Tbilisi-born Soviet filmmaker Giorgi Danelia photographed at a film set.

Agenda.ge, 04 Apr 2019 - 18:41, Tbilisi,Georgia

Award-winning Georgian film director Giorgi Danelia, also known for his work as screenwriter and actor across decades, died in Moscow on Thursday after months of illness, local media reported.

 

The Russian press report quoted the filmmaker’s family as the news spread among the cinema community in Moscow and Georgia, where Danelia left a major mark.

 

The late director had been admitted to a Moscow hospital with pneumonia in February and placed under medically induced coma, Radio Free Europe/Radio Liberty’s Georgian service reported.

 

Born in Tbilisi in 1930, Danelia moved to Moscow with his family shortly afterwards. Initially working as architect after graduating from the city’s Institute of Architecture in 1954, he discovered his lifelong passion in cinema in the second half of the 1950s.

 

 

 

 

Danelia photographed with celebrated late Georgian actor Sofiko Chiaureli. Photo: National Parliamentary Library of Georgia.

 

Joining the Mosfilm cinema studio, the creative graduated with a degree in film direction in 1959, under the mentorship of Georgian-born avant-garde filmmaker Mikhail Kalatozov.

 

My concept for a film begins with me visualising it, combining proportions of a picture and [creating] a rhythm of relativity. I received my initial education in architecture — I guess you cannot erase that mark,” the director was known to have said about his work.
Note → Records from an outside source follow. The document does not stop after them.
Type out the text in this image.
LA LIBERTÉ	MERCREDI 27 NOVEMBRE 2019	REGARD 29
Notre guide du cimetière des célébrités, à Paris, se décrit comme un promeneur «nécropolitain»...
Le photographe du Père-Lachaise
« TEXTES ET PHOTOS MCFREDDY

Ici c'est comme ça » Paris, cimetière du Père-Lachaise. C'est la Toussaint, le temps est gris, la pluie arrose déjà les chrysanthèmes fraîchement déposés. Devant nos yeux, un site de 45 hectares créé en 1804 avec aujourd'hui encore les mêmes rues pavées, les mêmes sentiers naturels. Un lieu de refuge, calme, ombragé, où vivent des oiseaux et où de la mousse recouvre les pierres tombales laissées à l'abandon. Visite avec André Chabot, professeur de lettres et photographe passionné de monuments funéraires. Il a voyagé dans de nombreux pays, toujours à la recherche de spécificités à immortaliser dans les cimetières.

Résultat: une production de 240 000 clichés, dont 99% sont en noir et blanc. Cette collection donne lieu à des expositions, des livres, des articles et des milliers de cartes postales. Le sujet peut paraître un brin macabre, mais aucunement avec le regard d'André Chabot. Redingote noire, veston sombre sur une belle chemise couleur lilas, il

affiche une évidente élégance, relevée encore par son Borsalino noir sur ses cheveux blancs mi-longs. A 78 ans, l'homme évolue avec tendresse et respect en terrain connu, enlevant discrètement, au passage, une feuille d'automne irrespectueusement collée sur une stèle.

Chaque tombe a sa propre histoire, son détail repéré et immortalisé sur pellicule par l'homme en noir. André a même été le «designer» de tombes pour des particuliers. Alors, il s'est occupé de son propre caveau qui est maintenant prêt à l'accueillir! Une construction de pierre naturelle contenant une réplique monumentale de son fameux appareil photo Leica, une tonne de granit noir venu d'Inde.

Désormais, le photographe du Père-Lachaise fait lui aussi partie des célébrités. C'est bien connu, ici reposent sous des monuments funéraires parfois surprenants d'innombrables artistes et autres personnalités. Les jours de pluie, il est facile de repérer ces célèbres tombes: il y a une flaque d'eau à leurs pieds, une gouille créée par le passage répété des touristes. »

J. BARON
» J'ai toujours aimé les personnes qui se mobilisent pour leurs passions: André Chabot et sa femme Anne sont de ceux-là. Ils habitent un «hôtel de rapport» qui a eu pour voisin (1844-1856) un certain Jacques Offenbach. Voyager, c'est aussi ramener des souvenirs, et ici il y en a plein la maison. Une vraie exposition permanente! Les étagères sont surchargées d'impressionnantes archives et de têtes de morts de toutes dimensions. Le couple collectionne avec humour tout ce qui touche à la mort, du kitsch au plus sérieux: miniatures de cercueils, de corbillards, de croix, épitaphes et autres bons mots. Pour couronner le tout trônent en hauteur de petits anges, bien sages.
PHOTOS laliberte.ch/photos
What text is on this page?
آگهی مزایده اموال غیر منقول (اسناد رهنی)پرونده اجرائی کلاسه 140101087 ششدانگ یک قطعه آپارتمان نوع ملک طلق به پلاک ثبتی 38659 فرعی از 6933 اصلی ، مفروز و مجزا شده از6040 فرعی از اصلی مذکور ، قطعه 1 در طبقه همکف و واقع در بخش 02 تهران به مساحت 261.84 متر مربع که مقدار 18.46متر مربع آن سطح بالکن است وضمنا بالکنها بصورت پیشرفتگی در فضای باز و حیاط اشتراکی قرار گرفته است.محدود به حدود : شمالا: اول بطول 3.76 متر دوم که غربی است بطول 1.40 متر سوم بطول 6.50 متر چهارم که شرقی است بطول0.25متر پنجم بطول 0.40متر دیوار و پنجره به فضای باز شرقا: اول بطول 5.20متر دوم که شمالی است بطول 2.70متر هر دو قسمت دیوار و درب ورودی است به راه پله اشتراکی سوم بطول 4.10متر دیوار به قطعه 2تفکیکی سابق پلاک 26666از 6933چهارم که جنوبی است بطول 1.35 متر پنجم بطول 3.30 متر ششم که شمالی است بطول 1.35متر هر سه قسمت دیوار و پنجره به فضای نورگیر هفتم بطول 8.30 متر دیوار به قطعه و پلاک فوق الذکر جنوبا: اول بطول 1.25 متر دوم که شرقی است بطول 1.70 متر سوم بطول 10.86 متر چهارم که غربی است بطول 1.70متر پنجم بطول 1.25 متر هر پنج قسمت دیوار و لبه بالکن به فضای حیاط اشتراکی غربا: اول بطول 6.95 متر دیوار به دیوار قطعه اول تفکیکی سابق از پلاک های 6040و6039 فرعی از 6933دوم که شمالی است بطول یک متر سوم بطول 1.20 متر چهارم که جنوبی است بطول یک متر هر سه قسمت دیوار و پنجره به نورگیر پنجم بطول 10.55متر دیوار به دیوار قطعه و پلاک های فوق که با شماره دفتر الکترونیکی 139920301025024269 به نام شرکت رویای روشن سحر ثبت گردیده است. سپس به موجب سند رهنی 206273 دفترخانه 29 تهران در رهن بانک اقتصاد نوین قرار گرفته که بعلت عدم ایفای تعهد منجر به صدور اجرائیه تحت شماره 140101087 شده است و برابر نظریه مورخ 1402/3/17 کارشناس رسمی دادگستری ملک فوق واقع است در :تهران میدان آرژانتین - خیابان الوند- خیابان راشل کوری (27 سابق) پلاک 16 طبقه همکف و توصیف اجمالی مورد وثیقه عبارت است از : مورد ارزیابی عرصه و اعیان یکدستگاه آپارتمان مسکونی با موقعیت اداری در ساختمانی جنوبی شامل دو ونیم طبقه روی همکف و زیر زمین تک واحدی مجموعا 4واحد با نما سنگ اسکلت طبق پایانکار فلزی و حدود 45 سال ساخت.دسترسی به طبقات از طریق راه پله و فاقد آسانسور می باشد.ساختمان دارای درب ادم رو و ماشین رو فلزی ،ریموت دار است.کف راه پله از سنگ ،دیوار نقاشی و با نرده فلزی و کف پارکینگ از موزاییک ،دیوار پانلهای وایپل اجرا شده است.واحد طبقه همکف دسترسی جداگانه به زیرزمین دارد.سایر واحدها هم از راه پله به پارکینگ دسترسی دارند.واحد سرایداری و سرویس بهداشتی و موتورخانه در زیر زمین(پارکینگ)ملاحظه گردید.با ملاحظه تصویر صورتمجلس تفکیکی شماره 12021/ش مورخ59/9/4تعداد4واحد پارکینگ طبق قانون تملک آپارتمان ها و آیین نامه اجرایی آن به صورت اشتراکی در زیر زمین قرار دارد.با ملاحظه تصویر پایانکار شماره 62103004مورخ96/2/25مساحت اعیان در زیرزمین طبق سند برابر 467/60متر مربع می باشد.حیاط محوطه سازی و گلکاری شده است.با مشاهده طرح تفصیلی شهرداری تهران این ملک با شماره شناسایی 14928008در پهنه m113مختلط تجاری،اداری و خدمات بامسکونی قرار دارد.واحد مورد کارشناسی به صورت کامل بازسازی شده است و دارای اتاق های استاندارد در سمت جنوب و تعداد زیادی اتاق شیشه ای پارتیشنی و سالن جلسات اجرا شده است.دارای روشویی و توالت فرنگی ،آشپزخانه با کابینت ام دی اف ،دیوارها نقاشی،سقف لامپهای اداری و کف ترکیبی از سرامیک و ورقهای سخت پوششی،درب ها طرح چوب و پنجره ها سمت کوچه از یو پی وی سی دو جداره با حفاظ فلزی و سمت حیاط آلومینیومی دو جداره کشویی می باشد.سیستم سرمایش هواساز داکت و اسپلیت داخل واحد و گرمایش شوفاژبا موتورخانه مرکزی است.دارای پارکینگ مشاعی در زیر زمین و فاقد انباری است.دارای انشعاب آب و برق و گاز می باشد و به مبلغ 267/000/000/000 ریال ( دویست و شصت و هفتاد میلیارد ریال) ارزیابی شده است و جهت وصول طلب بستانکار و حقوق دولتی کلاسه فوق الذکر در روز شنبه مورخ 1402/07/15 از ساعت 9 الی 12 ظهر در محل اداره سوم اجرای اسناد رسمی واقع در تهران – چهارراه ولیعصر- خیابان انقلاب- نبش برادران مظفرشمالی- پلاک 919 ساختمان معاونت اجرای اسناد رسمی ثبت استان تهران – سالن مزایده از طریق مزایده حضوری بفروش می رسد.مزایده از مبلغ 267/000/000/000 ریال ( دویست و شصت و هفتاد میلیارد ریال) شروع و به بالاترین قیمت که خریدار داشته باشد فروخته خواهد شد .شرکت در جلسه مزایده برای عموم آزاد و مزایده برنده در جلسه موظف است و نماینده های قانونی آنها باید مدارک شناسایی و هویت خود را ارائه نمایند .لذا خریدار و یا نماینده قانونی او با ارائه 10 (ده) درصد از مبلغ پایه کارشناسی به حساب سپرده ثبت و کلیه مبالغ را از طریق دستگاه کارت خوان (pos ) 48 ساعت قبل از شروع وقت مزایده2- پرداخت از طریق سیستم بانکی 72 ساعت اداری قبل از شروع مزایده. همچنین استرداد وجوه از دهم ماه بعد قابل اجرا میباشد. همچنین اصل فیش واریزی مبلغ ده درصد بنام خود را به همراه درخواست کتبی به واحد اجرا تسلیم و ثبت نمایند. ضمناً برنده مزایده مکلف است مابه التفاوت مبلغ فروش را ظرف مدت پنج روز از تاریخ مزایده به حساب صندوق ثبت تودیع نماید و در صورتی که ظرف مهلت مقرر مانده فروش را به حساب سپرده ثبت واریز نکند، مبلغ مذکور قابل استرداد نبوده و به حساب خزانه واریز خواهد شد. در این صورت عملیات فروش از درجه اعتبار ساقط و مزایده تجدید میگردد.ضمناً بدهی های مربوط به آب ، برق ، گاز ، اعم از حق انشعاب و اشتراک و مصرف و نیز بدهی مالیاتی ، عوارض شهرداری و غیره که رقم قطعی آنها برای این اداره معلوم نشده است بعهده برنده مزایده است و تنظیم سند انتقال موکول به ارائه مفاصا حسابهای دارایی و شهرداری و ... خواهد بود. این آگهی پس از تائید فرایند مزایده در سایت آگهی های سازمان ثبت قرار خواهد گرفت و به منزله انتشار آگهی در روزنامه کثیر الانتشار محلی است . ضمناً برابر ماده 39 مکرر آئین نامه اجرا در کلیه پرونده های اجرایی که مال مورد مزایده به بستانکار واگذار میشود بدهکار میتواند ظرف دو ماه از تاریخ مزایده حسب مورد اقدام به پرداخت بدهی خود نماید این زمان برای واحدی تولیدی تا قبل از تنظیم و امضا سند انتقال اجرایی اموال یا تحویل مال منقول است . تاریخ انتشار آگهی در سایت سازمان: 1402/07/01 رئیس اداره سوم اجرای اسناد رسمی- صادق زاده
Danelia directed over a dozen works starting in the Soviet “cultural thaw” of the 1960s that somewhat eased the rigid censorship of creative work during the Stalin years.

 

The creative made his first mark in cinema with Seryozha, a 1960 feature co-directed with Igor Talankin and awarded the principal prize of that year’s Karlovy Vary International Film Festival. The film went on to claim two more awards from the United States’ National Board of Review and the Thessaloniki Film Festival.

 

Becoming known for a style of “sorrowful comedy”, as the director called his own work, Danelia’s other internationally recognised films included Autumn Marathon (Interfilm Award at the 1980 Berlin International Film Festival, Pasinetti Award at the 1979 Venice Film Festival).

 

The fantasy feature Kin-dza-dza! (1986), comedy Mimino (1977) and Don’t Grieve (1968) gained further acclaim and prizes for the filmmaker in Soviet Union and abroad, while Danelia went on to direct more films in the post-Soviet era.

 

The director was also awarded the title of the People’s Artist of the USSR in 1989 and the Order of Honour of Georgia in 2000, outlining his place in the Soviet and Georgian cinema legacy.